Every winter, the festival pairs the six visiting authors with two U.S. authors, bringing diverse perspectives and sensibilities into an excitingly dynamic intercultural conversation. The 2017 festival will proudly feature two celebrated American novelists, Darryl Pinckney, Whiting Award-winning author of Black Deutschland, and Francine Prose, award-winning author of a number of novels, including Lovers at the Chameleon Club. This year’s moderators include award-winning translator Tess Lewis, Geoff Mak of The Offing magazine, and William Johnson of Lambda Literary, as past moderators have included Siri Hustvedt, John Wray, and Liesl Schillinger.
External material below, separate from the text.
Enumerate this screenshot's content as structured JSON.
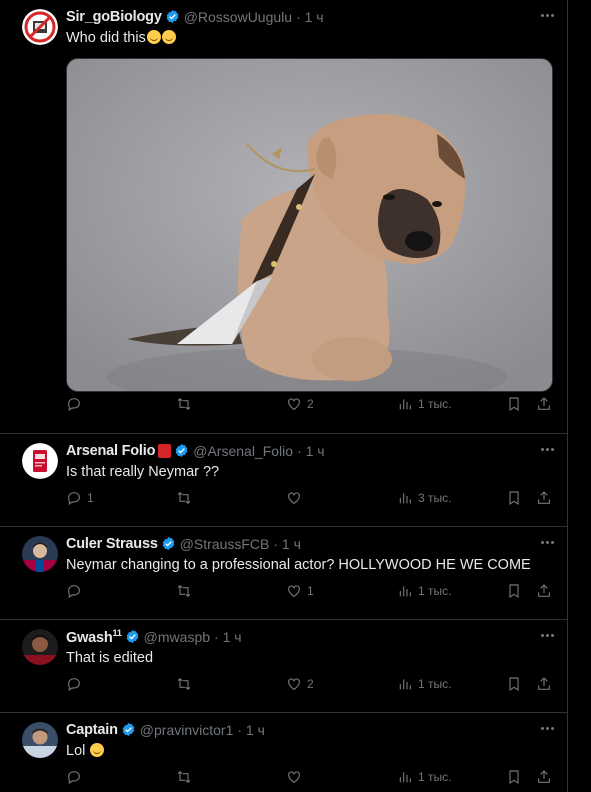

The festival’s signature translation event returns and takes on the theme “Translation at the Margins” in an effort to showcase the importance of translating minority voices, including those of LGBTQ writers, writers of color, women writers, as well as spotlighting literature from countries recently targeted by the immigration ban, including Iran and Iraq This year’s event will feature acclaimed authors John Keene and Rivka Galchen, as well as celebrated translators Susan Bernofsky and Sara Khalili, and many more.

The Friedrich Ulfers Prize will be presented at the festival’s opening ceremony on March 2 to Barbara Epler, publisher and president of New Directions. The prize is endowed with a $5,000 grant and honors a publisher, writer, critic, translator, or scholar who has championed the advancement of German-language literature in the United States. Previous recipients of the Friedrich Ulfers Prize include Burton Pike, Robert Weil, Sara Bershtel, and Carol Brown Janeway.

Each year, the festival publishes the FNL Reader, a booklet featuring English-langauge excerpts of the featured German-langauge works, often marking the first appearance of these texts in English. The 2017 FNL Reader (Volume 7) will be available for download in an electronic version on the festival website at www.festivalneueliteratur.org.